First impressions and reflections on Clubhouse is that this minimalistic and simple approach to communicating and listening to people chat is a thing we could need. It adds a mobile, slightly fresh and organic way of talking together in a world where Zoom is tiring and still quite stationary. It’s fascinating how these simple functions have grown so popular over a vast amount of time, even more fascinating how we see these modernized phone calls as a new and exciting thing. Another element is the “podcast feeling”. Podcasts are popular and have entered the «attention market» as a mighty competitor to music. Quite often I my self prioritize listening to a podcast when I’m strolling the streets, even though I possess a particular passion for music. Not only do we want to listen to podcasts, we also want to make them. So Clubhouse enters as the platform for everyone to host their own live podcasts where they can feel funny for saying mediocre jokes. But I do not mean that as a bad thing. Not at all.
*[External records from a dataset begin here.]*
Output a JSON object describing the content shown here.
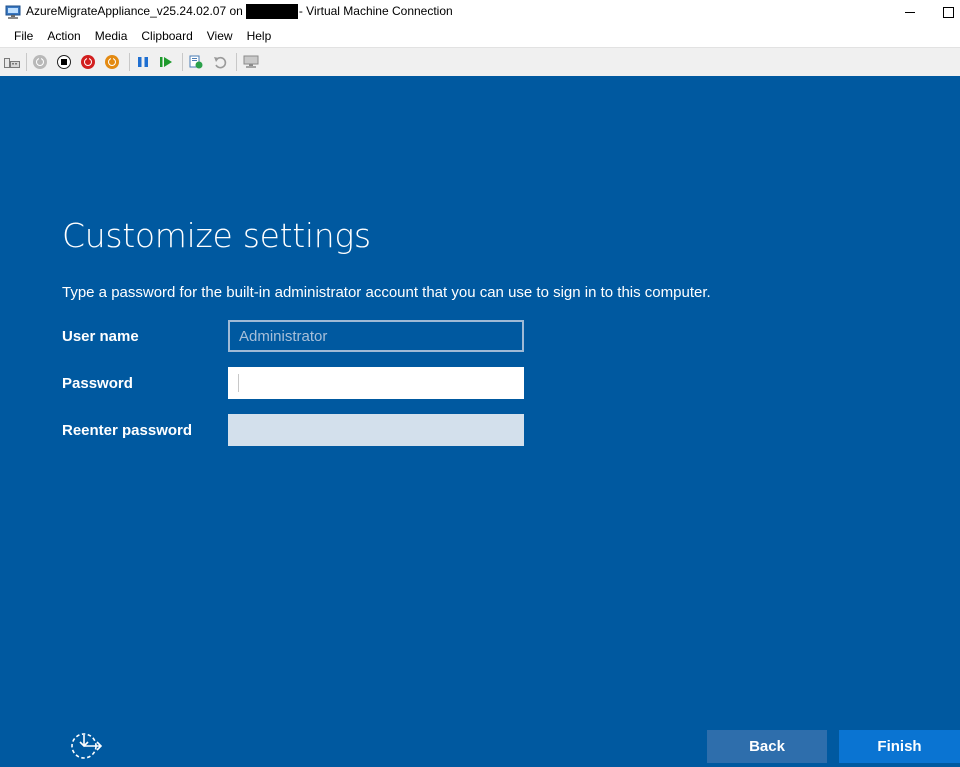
{
  "window": {
    "title_prefix": "AzureMigrateAppliance_v25.24.02.07 on",
    "title_suffix": "- Virtual Machine Connection"
  },
  "menu": [
    "File",
    "Action",
    "Media",
    "Clipboard",
    "View",
    "Help"
  ],
  "toolbar": {
    "icons": [
      "ctrl-alt-del-icon",
      "start-icon",
      "turn-off-icon",
      "shut-down-icon",
      "save-state-icon",
      "pause-icon",
      "resume-icon",
      "checkpoint-icon",
      "revert-icon",
      "enhanced-session-icon"
    ]
  },
  "setup": {
    "title": "Customize settings",
    "description": "Type a password for the built-in administrator account that you can use to sign in to this computer.",
    "user_name_label": "User name",
    "user_name_placeholder": "Administrator",
    "password_label": "Password",
    "reenter_password_label": "Reenter password",
    "back_label": "Back",
    "finish_label": "Finish"
  },
  "colors": {
    "screen_bg": "#0059a0",
    "finish_button": "#0a74d2",
    "back_button": "#2e6eac"
  }
}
Laughing together is important.
Not that MCT - a reflection on segregation
This morning I opened Clubhouse to see what was going on, and I found a room where hip-hop producer Boi-1da was active. The room was about UFOs, so naturally I joined in. I find the subject interesting, but I’m highly source critical towards information given on the field. The room was moderated by Dr. Steve Greer who’s a retired physician and an active ufologist. For what I know, he’s a reliable source to some point, but the point I wanted to point out (point point), is the point that platforms like these could become huge contributors to conspiracy and segregation in our societies. And as much as we have experienced so far in 2021, segregation and division is not what the world needs right now. We can’t expect everyone to check references on everything that’s being said on a platform like Clubhouse, and we already know that people read fake Facebook feeds as real news. So could this contribute to utterly threaten democracy by giving us, the people, more rabbit holes to dig ourselves deep in? I’m probably overestimating the power of Clubhouse, but I still think it’s something we should take into consideration when offering people the opportunity to say whatever to whoever. To make this section slightly MCT Blog friendly I will end on stating that we have to make sure that audio streaming applications help to make the world a better place.
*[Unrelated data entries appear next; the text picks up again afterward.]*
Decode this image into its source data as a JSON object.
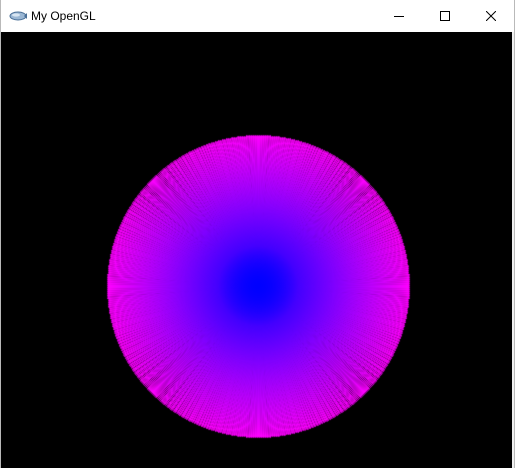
{
  "window": {
    "title": "My OpenGL",
    "app_icon": "opengl-app-icon",
    "controls": {
      "minimize_icon": "minimize-icon",
      "maximize_icon": "maximize-icon",
      "close_icon": "close-icon"
    }
  },
  "render": {
    "background_color": "#000000",
    "center_color": "#0000ff",
    "edge_color": "#ff00ff",
    "shape": "radial line fan forming a filled circle"
  }
}
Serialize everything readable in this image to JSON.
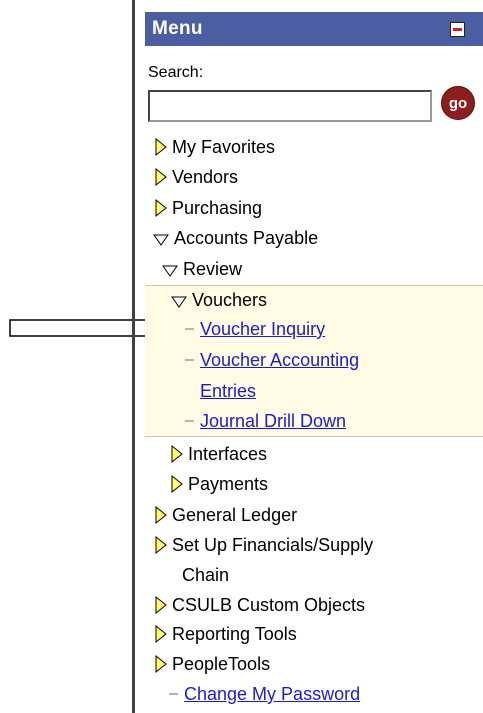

We know that this can be used for talking, but then comes the question: will it music? I wasn’t expecting latency to be better than any other wireless connection. And it wasn’t. Luckily I guess, as it would be so typical that a new social media platform was the one to get zero latency going for everyone. So the question of will it music remains the same as with the other streaming platforms - not for rhythmic music, “great” for experimental and ambient.